Figure 1.

Cellular composition of the retina and the three phases of remodeling associated with retinal degenerations. (Panel A) The laminated retina with rod (R) and cone (C) photoreceptor cells in the outer nuclear layer (onl) and synaptic endings in the outer plexiform layer (opl) driving rod bipolar cells (RB), ON (CBb) or OFF (CBa) cone bipolar cells, and/or horizontal cells (H). Rod and cone bipolar cells then drive separate sets of GABAergic (red) and glycinergic (green) amacrine cells (A) in the OFF (a), ON (b), and rod (r) layers of the inner plexiform layer. Only cone bipolar cells drive ganglion cells that project to the brain through the optic nerve. The ganglion cell layer (gcl) contains the cell bodies of ganglion cells positioned next to the vitreous of the eye. It is the first layer accessible through surgical approaches or intraocular injections. (Panel B) Phase 1. Stressed photoreceptor cells truncate their outer segments (1) and extend anomalous axons deep into the retina (2,3). Bipolar cells retract dendrites (4,5) and horizontal cells generate ectopic axons. (Panel C) End of phase 2. Death of photoreceptor cells and ablation of the outer nuclear layer.

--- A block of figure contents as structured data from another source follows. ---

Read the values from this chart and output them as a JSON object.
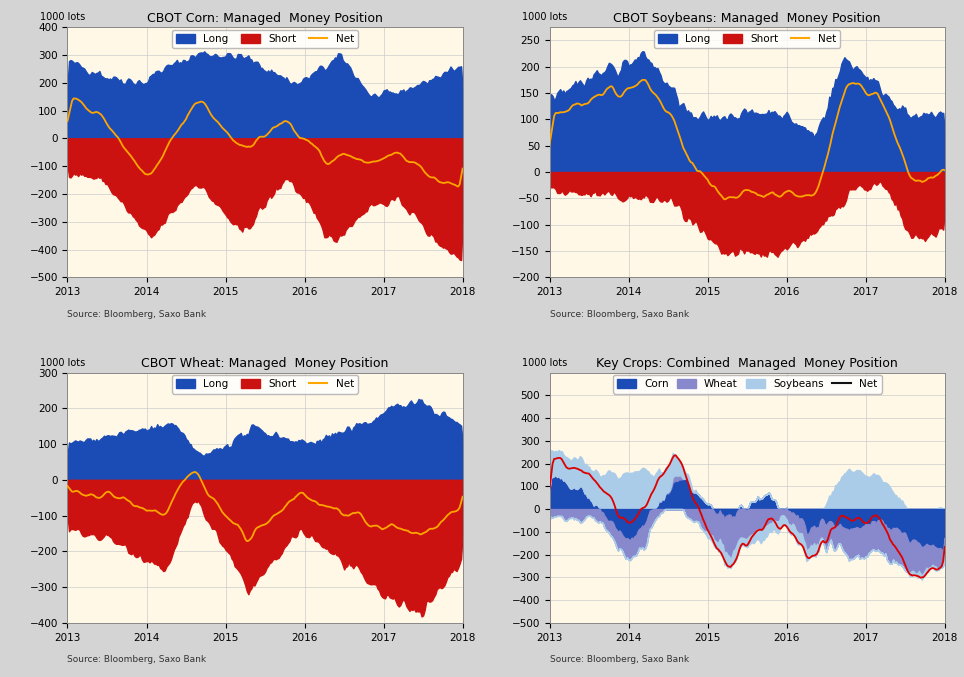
{
  "titles": [
    "CBOT Corn: Managed  Money Position",
    "CBOT Soybeans: Managed  Money Position",
    "CBOT Wheat: Managed  Money Position",
    "Key Crops: Combined  Managed  Money Position"
  ],
  "ylabel": "1000 lots",
  "source": "Source: Bloomberg, Saxo Bank",
  "bg_color": "#FFF8E7",
  "long_color": "#1B4BB5",
  "short_color": "#CC1111",
  "net_color": "#FFA500",
  "corn_ylim": [
    -500,
    400
  ],
  "soy_ylim": [
    -200,
    275
  ],
  "wheat_ylim": [
    -400,
    300
  ],
  "combined_ylim": [
    -500,
    600
  ],
  "corn_yticks": [
    -500,
    -400,
    -300,
    -200,
    -100,
    0,
    100,
    200,
    300,
    400
  ],
  "soy_yticks": [
    -200,
    -150,
    -100,
    -50,
    0,
    50,
    100,
    150,
    200,
    250
  ],
  "wheat_yticks": [
    -400,
    -300,
    -200,
    -100,
    0,
    100,
    200,
    300
  ],
  "combined_yticks": [
    -500,
    -400,
    -300,
    -200,
    -100,
    0,
    100,
    200,
    300,
    400,
    500
  ],
  "corn_color": "#1B4BB5",
  "wheat_color": "#8888CC",
  "soy_color": "#AACCE8",
  "net_line_color": "#DD0000",
  "grid_color": "#CCCCCC",
  "fig_bg": "#D4D4D4"
}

The remnant retina is capped by a seal of glial processes (7) and all bipolar cells have truncated their dendrites. (Panel D) Early phase 3. All surviving cells can initiate neuritogenesis, forming ectopic fascicles of processes (9) and new synaptic microneuromas (10). (Panel E) Late phase 3. Cells revise their connection repertoires (11) and some migrate to ectopic sites (12), ganglion cells generate new intraretinal axons (13), and rod bipolar cells decrease their synaptic ribbon size (14). Neuronal cell death progresses (stippled cells).